I can’t tell you about my state of mind. Worst timing ever. As I said, I’m hypochondriacal and I’m terribly worried because of this virus. So far I did everything to stay safe. Until it was still allowed, I used to go for a walk every day. But always alone, along empty streets or river banks, during times of the day in which no one’s around. But I stopped, as soon as I realized it was for everyone’s best. It’s not easy but I think it’s the least we can do. 

Shops for first needs (pharmacies, supermarkets, grocery shops, banks) are regularly open. My brother works in a bank so he must go to work regularly. While my mother is in a nursing home with Alzheimer’s and we can’t go visit her anymore. And my father is 83. Honestly, I’m scared.
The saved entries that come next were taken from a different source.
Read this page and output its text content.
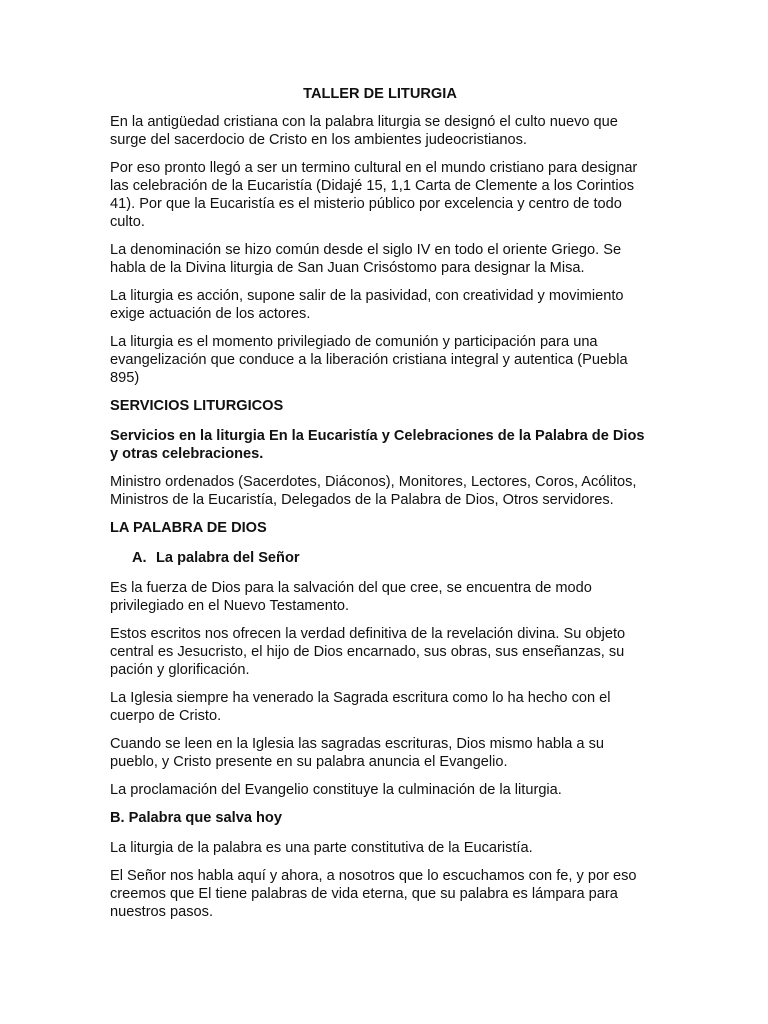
TALLER DE LITURGIA

En la antigüedad cristiana con la palabra liturgia se designó el culto nuevo que surge del sacerdocio de Cristo en los ambientes judeocristianos.

Por eso pronto llegó a ser un termino cultural en el mundo cristiano para designar las celebración de la Eucaristía (Didajé 15, 1,1 Carta de Clemente a los Corintios 41). Por que la Eucaristía es el misterio público por excelencia y centro de todo culto.

La denominación se hizo común desde el siglo IV en todo el oriente Griego. Se habla de la Divina liturgia de San Juan Crisóstomo para designar la Misa.

La liturgia es acción, supone salir de la pasividad, con creatividad y movimiento exige actuación de los actores.

La liturgia es el momento privilegiado de comunión y participación para una evangelización que conduce a la liberación cristiana integral y autentica (Puebla 895)

SERVICIOS LITURGICOS

Servicios en la liturgia En la Eucaristía y Celebraciones de la Palabra de Dios y otras celebraciones.

Ministro ordenados (Sacerdotes, Diáconos), Monitores, Lectores, Coros, Acólitos, Ministros de la Eucaristía, Delegados de la Palabra de Dios, Otros servidores.

LA PALABRA DE DIOS
A. La palabra del Señor

Es la fuerza de Dios para la salvación del que cree, se encuentra de modo privilegiado en el Nuevo Testamento.

Estos escritos nos ofrecen la verdad definitiva de la revelación divina. Su objeto central es Jesucristo, el hijo de Dios encarnado, sus obras, sus enseñanzas, su pación y glorificación.

La Iglesia siempre ha venerado la Sagrada escritura como lo ha hecho con el cuerpo de Cristo.

Cuando se leen en la Iglesia las sagradas escrituras, Dios mismo habla a su pueblo, y Cristo presente en su palabra anuncia el Evangelio.

La proclamación del Evangelio constituye la culminación de la liturgia.

B. Palabra que salva hoy

La liturgia de la palabra es una parte constitutiva de la Eucaristía.

El Señor nos habla aquí y ahora, a nosotros que lo escuchamos con fe, y por eso creemos que El tiene palabras de vida eterna, que su palabra es lámpara para nuestros pasos.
We can only leave our houses for health reasons (as I did because of my tooth), to go grocery shopping or to go to work. And we must carry a self-certification to show in case of control by the police. Also, we can l take out the trash. Without self-certification. 

It’s like wartime or something. But we’re luckier. The only thing we’re asked to do is staying at home. I know that in some cases it can be challenging. A follower of mine for example is alone with a 3 years old kid and two 8 months old twins. And it must be wearing. And there must be worse cases. People alone with an abusive parent or spouse.

But for all the other people, as much as they can be bored, worried, anxious, they must stay at home. On social media the most popular hashtags are now #iorestoacasa (I stay at home) and #andràtuttobene (everything will be fine). I use the first one. But the latter… I’m sorry but I don’t feel like it. Of course I hope it will. But I prefer to be cautious even with words. 

Coronavirus in Italy
Saint Anthony Basilica, Padova

It is very weird and sad to see spring blooming, the sky as blue as can be, while you must stay at home. It is sad to go to the supermarket and see other people wearing white gloves and white masks

Yes, some people did some very cool flash mobs from their balconies (none where I live, sadly). And it was beautiful. Italians were not as united as now since the 2006 Soccer Worldcup (for those who remember my article about the Italian flag).

But this is just the bright side. 

The other side is… the images of nurses and doctors worn out by assisting the patients, with red signs on their faces caused by the masks. When they’re all dressed up for work they can’t stop for a snack or even for peeing. Because they can’t take off the medical suits and personal protective equipment. After the first weeks many got sick too. And so the healthy ones had to face double shift or more, risking burnout

Especially in Lombardy, the situation is desperate. In particular in the Bergamo area. Just the other night a photo went around the web here. It portrayed 70 trucks of the Army, carrying the coffins of Bergamo deceased to other cities’ crematory ovens because there was no place anymore. They also run out of intensive care places there. 

And in all this there were 50.000 people surprised by controls while they left their houses for no apparent reason other than boredom or thoughtlessness. And last weekend the green areas of many cities seemed like a cross country race trail. Are people really this selfish while their compatriots are dying and others are risking bankruptcy because of the crisis? 

I really hope that the government will release more strict rules and carry out more severe checks on the people going out. 

This year I wanted to finally celebrate my birthday properly. A romantic lunch in Burano with Matteo. I was dreaming of it since last year. But I will almost certainly celebrate my birthday at home instead.